One metric that state officials watch to determine future actions is hospitalizations. Tuesday’s number was hit 408, the first time it has exceeded 400 since June 17; it has trended up in the last week. Beshear said hospitals are using less than 60% of their hospital beds, 73% of their intensive care beds and 27% of their ventilators. Click here for the daily report.
Since last Wednesday, 189 more residents of long-term-care facilities and 100 more staff have tested positive for the virus, for totals of 1,887 and 912, respectively. He said 18 more residents had died from covid-19, bringing that total up to 358, plus three employees. Click here for details on each facility.
In other covid-19 news Tuesday:
- Five more Kentuckians have died from the virus, increasing the death toll to 565. The fatalities were a 70-year-old man from Campbell County; a 71-year-old man from Hardin County; and two women, ages 77 and 86, and a 92-year-old man from Jefferson County.
- Jefferson County again had the most new cases, with 49, but Fayette County continued to run a close second, with 46. Warren County had 25 and Laurel County had 12. Others were Hardin, 9; Pike, 8; Campbell, Kenton and Franklin, 7 each; and Clay, Graves and Shelby, 6 each.
- U.S. Sen. Rand Paul of Kentucky once again took on the nation’s top infectious-disease specialist, telling Dr. Anthony Fauci, “We just need more optimism.

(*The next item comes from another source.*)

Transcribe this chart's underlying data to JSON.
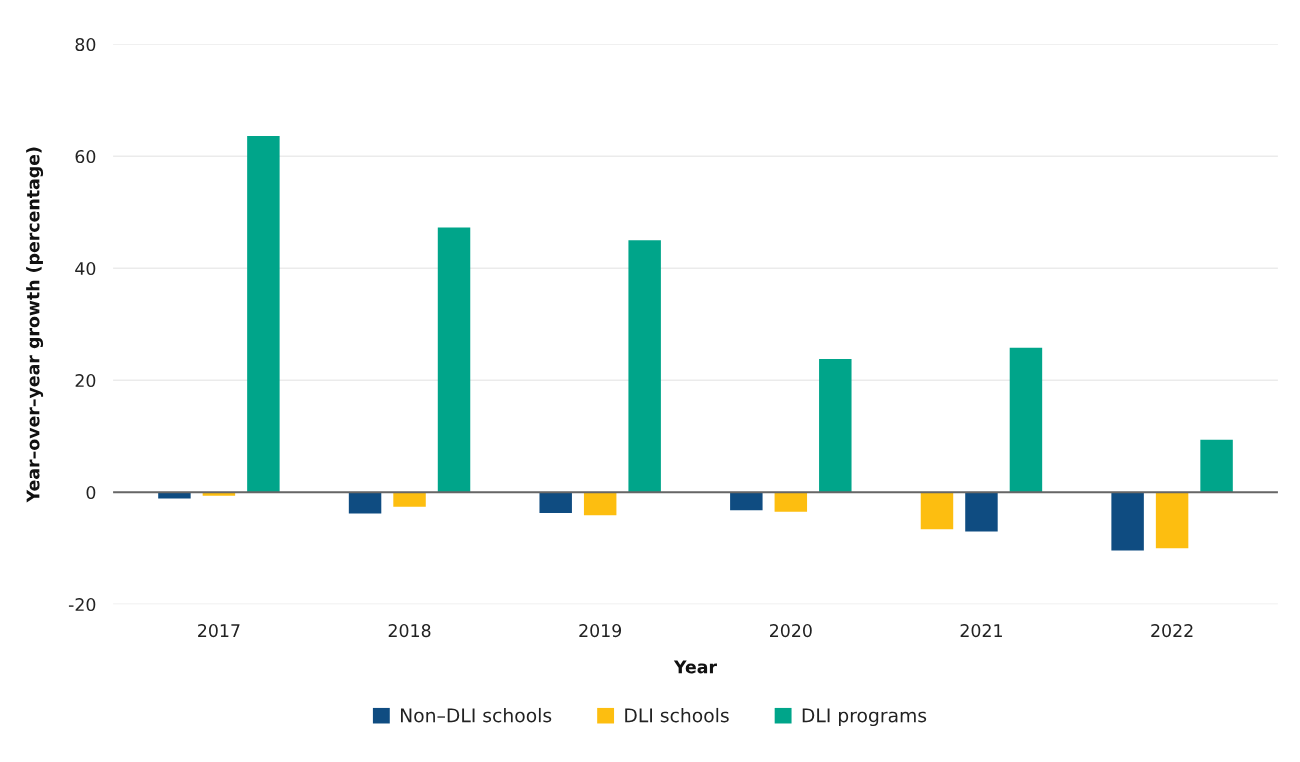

There is good news out there.” Testifying before a Senate committee, Fauci made national headlines by saying he would not be surprised if recent “out of control” surges led to the country having 100,000 new coronavirus cases per day: “I’m very concerned, because it could get very bad. . . . What was thought to be unimaginable turns out to be the reality we’re facing right now.” The Courier Journal has details.
- Some people have begun to choose face shields over masks, “especially as summer temperatures make it hard to wear a mask for long periods of time,” reports Dawson White of the McClatchy Co. newspapers. “Experts say that both options have their pros and cons and that you could wear both, but it’s probably not necessary.”
- “Growing evidence shows most infected people aren’t spreading the virus,” but a few of them become “superspreaders,” The New York Times reports. “But whether you become a superspreader probably depends more on circumstance than biology.”
- Kentucky has hired Ernst & Young to help process 56,000 outstanding unemployment insurance claims that were filed in March, April and May. Beshear said the one-month contract that starts on July 1 will be paid for with $7.4 million of federal CARES Act money.
- Kentucky has extended the deadline to sign up for the Pandemic Electronic Benefits Transfer funding, or P-EBT, from June 30 to the end of August. This program provides money to families of children who are eligible for free or reduced lunches. Health Secretary Eric Friedlander said over 516,000 individuals have signed up for the benefit, and that there is another 100,000 eligible who have not yet signed up. If you have questions about this program, go to chfs.ky.gov and search for “PEBT,” email PEBT.email@example.com or call 855-306-8959.
- Kentucky has also extended its short-term Medicaid coverage for Kentuckians who qualified under the Presumptive Eligibility Medicaid program. This coverage was set to end on June 30, but has now been extended for three months “unless you contact us and ask us not to extend,” said Friedlander. Families can apply online at chfs.ky.gov or benefind.ky.gov, by contacting an application assister at healthbenefitexchange.ky.gov or by calling 855-459-6328.
- Beshear said state government faces a budget shortfall of $1.1 billion in 2021, which will result in a 16 to 29 percent reduction of services, unless the federal government sends more relief money. “It would be like letting Kentucky go bankrupt,” he said.
- The tax-filing deadline won’t be extended past July 15. After the pandemic hit, the federal government pushed the original April 15 deadline back three months. The Internal Revenue Service has offers options for taxpayers unable to pay in full.